Archimède

Pop Decennium, le nouvel album d’Archimède enregistré en live au printemps dernier, hisse de nouveau les frères Boisnard au sommet de la pop française. Un style que Nico et Fred revendiquent haut et fort depuis leurs débuts, dans le sillage de leur mentor, Jacques Dutronc, à qui ils rendent d’ailleurs hommage à l’occasion d’une nouvelle chanson dans laquelle ils dutronnent à loisir, au gré du verbe « Dutronner », donc, tout droit sorti du chapeau de Nico pour définir l’art de prendre son temps… voire de glander !
L’ADN du combo : pouvoir amuser, faire rire puis, l’instant d’après, toucher l’auditeur en plein cœur. C’est ce grand huit émotionnel qu’Archimède propose et défend brillamment sur scène, raison pour laquelle la critique a toujours plébiscité le duo (du Parisien à Télérama en passant par Libération ou le Figaro). Nommés deux fois aux Victoires de la musique, les deux frangins repartent cette fois sur les routes accompagnés de deux musiciens, aux fins de prêcher la bonne parole pop aux quatre coins de l’hexagone.

Joseph Chedid

L’histoire commence maintenant, page 33 : à 33 ans Joseph Chedid apparaît, avec SOURCE, sous son nom d’état civil.
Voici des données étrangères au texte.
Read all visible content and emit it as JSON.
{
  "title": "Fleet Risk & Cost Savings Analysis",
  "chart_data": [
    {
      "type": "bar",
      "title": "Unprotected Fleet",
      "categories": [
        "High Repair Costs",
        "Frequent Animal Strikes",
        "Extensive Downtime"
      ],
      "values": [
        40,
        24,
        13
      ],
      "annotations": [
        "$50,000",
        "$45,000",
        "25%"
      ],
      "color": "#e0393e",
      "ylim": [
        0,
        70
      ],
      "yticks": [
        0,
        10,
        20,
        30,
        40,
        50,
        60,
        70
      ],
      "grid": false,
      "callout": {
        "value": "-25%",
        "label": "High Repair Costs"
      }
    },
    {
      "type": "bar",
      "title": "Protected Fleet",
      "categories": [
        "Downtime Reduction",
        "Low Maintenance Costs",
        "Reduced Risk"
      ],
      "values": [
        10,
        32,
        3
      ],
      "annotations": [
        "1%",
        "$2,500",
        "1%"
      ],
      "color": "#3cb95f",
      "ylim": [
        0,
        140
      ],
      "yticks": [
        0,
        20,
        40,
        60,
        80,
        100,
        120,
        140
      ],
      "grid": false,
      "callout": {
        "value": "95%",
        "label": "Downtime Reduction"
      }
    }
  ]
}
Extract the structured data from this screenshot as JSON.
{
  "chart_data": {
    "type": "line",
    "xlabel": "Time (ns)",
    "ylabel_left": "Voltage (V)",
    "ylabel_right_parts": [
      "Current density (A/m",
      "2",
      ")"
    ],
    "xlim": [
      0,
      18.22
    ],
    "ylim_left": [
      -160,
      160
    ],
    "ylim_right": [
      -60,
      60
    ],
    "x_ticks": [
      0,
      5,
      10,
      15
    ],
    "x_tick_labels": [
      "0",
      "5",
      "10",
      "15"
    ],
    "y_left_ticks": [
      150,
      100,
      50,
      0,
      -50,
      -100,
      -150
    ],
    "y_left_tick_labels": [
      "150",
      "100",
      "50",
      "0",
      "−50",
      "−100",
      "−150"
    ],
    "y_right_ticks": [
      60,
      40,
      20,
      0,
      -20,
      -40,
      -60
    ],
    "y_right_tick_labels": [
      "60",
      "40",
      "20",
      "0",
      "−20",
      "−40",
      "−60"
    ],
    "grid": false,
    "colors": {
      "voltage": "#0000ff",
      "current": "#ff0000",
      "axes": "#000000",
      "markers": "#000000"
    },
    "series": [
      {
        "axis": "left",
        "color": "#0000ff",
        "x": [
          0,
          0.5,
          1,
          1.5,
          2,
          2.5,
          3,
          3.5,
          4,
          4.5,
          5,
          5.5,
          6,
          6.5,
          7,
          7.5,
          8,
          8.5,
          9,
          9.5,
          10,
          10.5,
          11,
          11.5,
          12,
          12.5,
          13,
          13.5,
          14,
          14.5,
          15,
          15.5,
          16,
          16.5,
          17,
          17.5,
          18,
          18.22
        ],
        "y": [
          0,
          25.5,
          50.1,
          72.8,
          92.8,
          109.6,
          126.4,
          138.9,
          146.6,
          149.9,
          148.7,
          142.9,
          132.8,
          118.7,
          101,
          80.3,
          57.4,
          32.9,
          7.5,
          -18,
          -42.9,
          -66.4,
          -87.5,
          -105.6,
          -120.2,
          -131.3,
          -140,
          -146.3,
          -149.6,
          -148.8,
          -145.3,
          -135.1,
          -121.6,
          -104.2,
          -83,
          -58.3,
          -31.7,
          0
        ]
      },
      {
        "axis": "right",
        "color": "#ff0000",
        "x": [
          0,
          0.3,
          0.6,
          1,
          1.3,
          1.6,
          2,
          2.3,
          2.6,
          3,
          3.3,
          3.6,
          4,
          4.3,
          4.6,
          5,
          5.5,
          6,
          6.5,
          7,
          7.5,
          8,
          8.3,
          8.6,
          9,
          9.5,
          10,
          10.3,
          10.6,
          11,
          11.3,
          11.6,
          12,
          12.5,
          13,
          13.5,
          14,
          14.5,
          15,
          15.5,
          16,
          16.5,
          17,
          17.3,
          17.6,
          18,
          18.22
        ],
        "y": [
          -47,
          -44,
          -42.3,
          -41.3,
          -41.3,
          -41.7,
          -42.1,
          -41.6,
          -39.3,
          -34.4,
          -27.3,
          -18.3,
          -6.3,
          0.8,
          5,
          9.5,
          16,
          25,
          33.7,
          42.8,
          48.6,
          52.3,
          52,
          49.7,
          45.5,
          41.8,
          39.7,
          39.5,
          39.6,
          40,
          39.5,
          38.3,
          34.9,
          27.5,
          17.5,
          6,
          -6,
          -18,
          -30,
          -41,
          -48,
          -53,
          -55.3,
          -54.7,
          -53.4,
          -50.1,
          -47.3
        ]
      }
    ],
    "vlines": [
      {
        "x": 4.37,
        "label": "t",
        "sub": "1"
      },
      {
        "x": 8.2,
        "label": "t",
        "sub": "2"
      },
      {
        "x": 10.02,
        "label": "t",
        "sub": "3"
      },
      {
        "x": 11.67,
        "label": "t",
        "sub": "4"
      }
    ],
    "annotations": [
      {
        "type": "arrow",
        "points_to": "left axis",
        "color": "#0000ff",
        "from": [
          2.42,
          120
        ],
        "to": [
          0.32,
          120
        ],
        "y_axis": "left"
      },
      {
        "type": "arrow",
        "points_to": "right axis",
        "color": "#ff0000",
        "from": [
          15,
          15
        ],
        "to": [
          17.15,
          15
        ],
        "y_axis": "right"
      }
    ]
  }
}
Fin du pseudonyme, il n’est plus qu’un artiste. Il s’est simplement donné le temps de devenir lui-même.

Il écrit, compose, chante, joue de multiples instruments (guitare, basse, batterie, piano, synthé…) et peint des toiles qui deviennent parfois les visuels de ses disques. Il ne se soustrait à aucune étape allant de la production à la distribution de sa musique. Il n’est pas pour autant un « control freak » et reste attentif, ouvert aux beaux hasards, aux heureux accidents qui enrichissent le processus créatif. Il laisse de l’air à ses chansons pour qu’elles respirent, prennent vie, s’envolent… et nous touchent.  

 

Johnny est mort

Tout sauf funeste, la musique de Johnny est mort célèbre avec liesse et entrain le flirt amoureux, les rêveries pastel et les parfums éthérés d’une jeunesse affamée d’aujourd’hui, d’hier ou de demain.

Ivres et décomplexées, les mélodies de ces trois garçons cultivent la simplicité et l’efficience, avec pour seul objectif celui de vous faire taper du pied et de vous entraîner, toujours un peu plus, dans le tourbillon coloré de leurs extravagances voraces et pleines de légèreté.